You can look into Rockport Harbor from the Neck. It’s a small bowl of greenish water ringed at low tide by stone wharfs dark with limp wreaths of bladder wrack. The harbor is full of stubby fishing boats, presided over by the most famous fishing shack in New England. “Motif Number One,” the shack was nicknamed by the artists forced to paint and sketch it for generations. Barn-red, seemingly primeval, this building actually dates from the late Nineteen-Seventies, when its century-old predecessor washed apart in a winter storm. With its beaky roof and single window, it looks a little like an oversized outhouse, but it’s been reproduced literally thousands of times, the East Coast version of the famous lone cypress above the Pacific near Monterey.
Mrs. Mikkonen’s store had a view of this landmark, but it was down an alley on Bearskin Neck, back of a “lobster in the rough” restaurant, by a gravel townies-only parking lot. Not a prime location. The shop sold reproductions of antique dolls. Inside, there were dolls everywhere, still, glassy-eyed, making it look like a Victorian orphanage or an infirmary filled with children newly dead from some antique disease like diphtheria.
Mrs. Mikkonen was a sturdy woman, short, with blond hair surrendering to gray. Her cotton dress was decorated with teddy bears, and she wore terrycloth slippers, as if she should still be in her kitchen, frying the morning bacon. Unsure what sort of reaction her son’s book might inspire, I carried it in my pocket.
She looked me up and down, without letting a smile or any reaction alter her squinting pink face. I pretended to examine two dolls, as if undecided which to pick, a girl with braids or a boy in a velvet Little Lord Fauntleroy suit, like the young Thomas Royall’s.
“Every detail is authentic.” Her voice was deep as Garbo’s. “All done by hand,” she said, of the female doll’s lacy bloomers. “By hand, not by machine.” I found this hard to believe, since I had seen similar
dolls advertised in women’s magazines I’d thumbed through in doctors’ offices.

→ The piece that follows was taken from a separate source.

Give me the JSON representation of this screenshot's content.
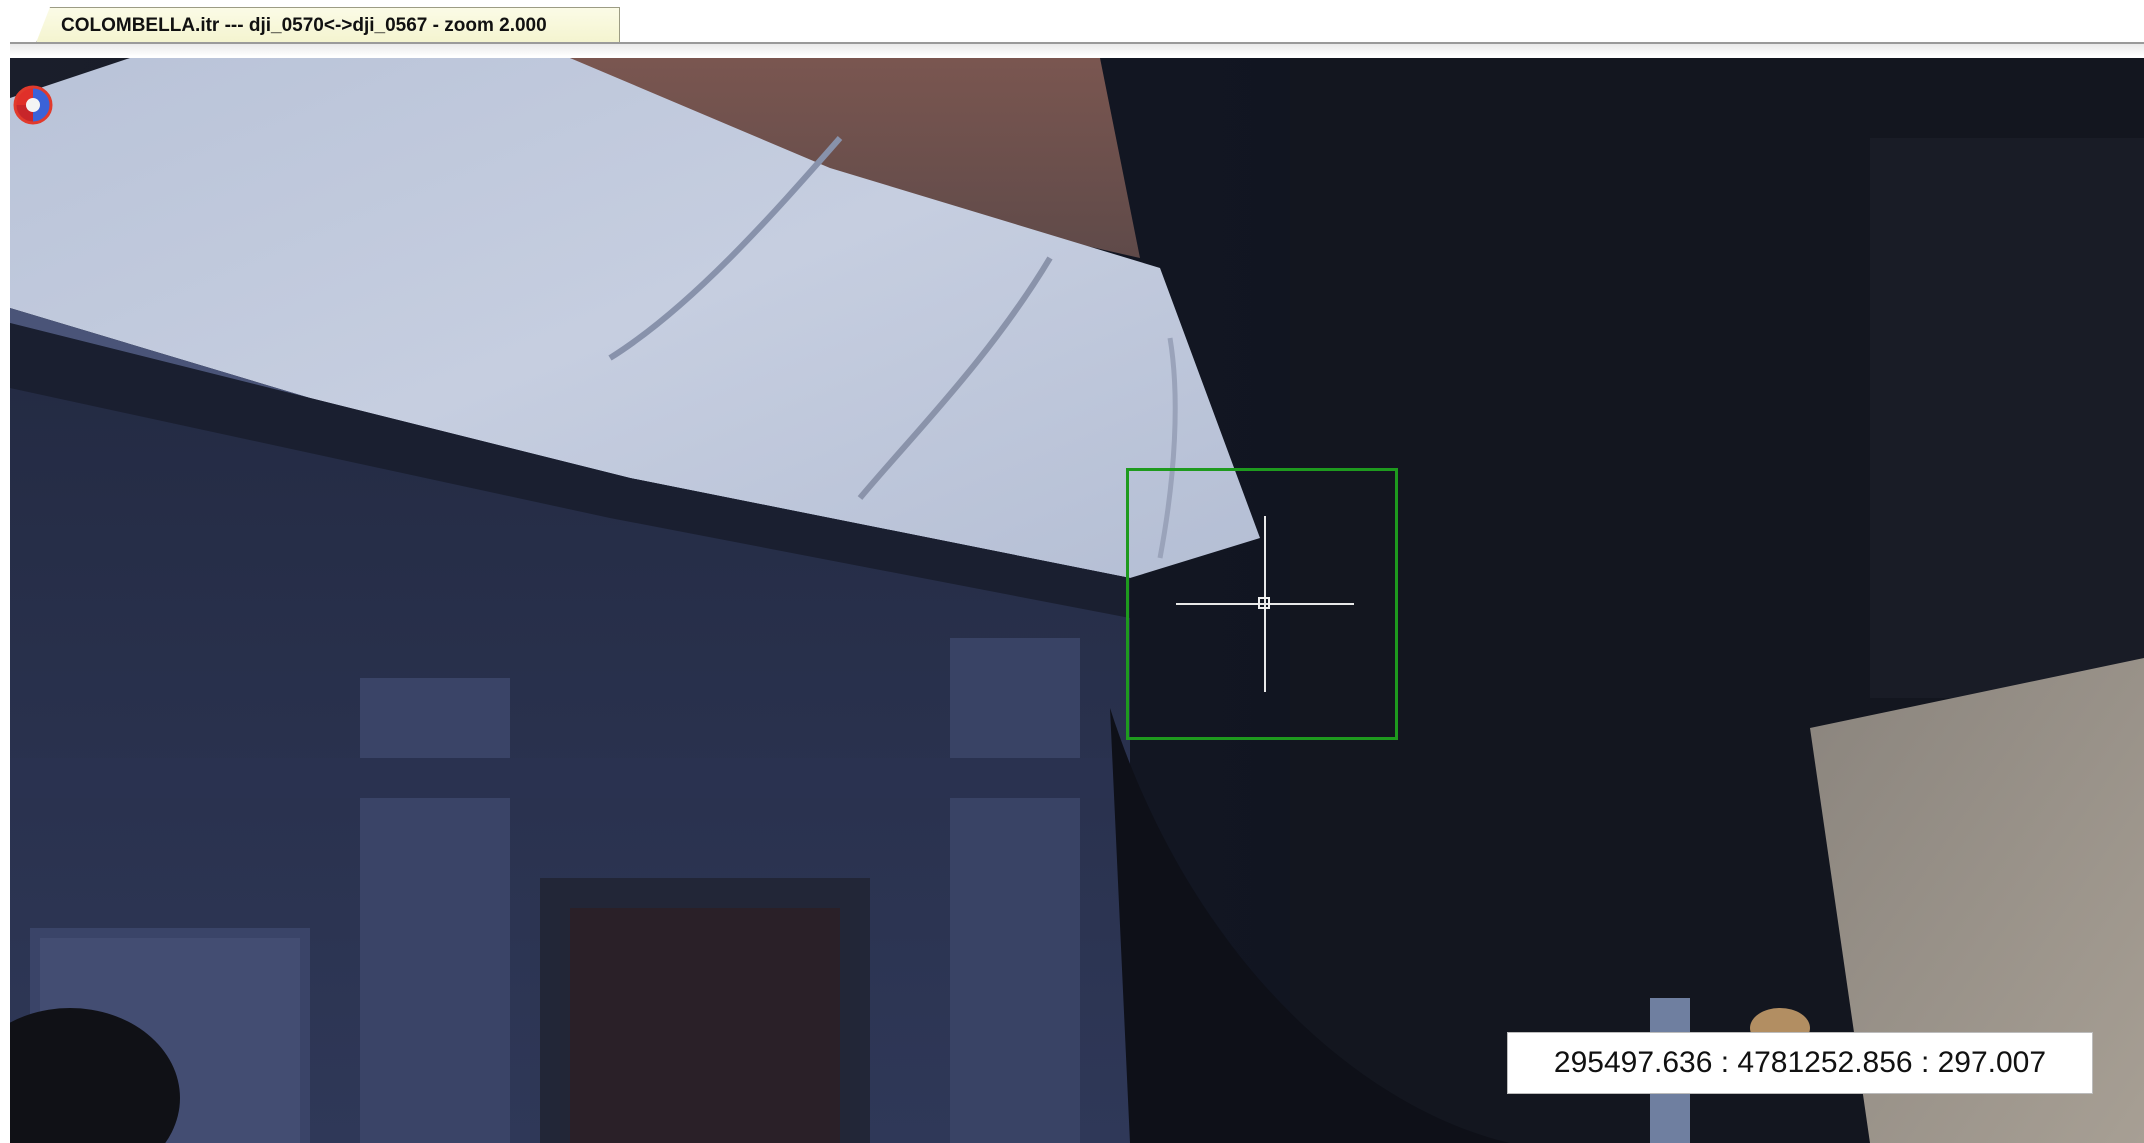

“Who is the doll for?” Her voice was so stilted, so gruff, it was hard to tell whether she had an accent or not, whether she’d been born in this country or abroad. I balked at lying and saying it was for my wife, even though my whole visit was a lie; I wasn’t interested in her dolls, but in her son and his community. Was she one of his followers? I saw no Nordic clues that led me to believe this.
“It’s for a friend,” I said, not specifying the sex.
“How old?”
I was thinking the same question about her. Her face was as smooth as the heart of a cut potato, a wide peasant’s face, someone out of Brueghel. She could have been sixty-five, seventy, or older.
Then, in this shop of still children, I thought of Miriam and Chloe and her broken mermaid doll. “My friend is in her forties.”
She scuffed along in her terrycloth slippers. Her ankles were chafed and she exuded a smell of dough, of fresh bread or pastry. Standing on a stool, she reached to take down a strange doll from the top shelf. It was a child-soldier, a drummer boy. He had the stare, I realized, of those street kids in Provincetown, the same bright deadness in the eyes.
“How much do you want to spend?” She handed me the miniature drummer boy, and I realized I’d been sucked into this discussion too fast. Even if I bought this doll now, there was no guarantee she would discuss the community or her son, even supposing she knew anything useful. Cult members, even cult leaders, so often alienated their families.
“I’m not sure this is right. My friend is…very religious, anti-war.”
Frowning, she pulled the doll from my hands. She climbed back onto the stool, and, straining, placed the doll back on the top shelf. The doll teetered momentarily in its licorice-black boots, and I worried it might topple and smash, but she steadied it. Then she shuffled back toward the cash register, and, with a sweeping gesture of her blunt fingers, said, “Look around, take your time,” as if she wished I’d be on my way as soon as possible.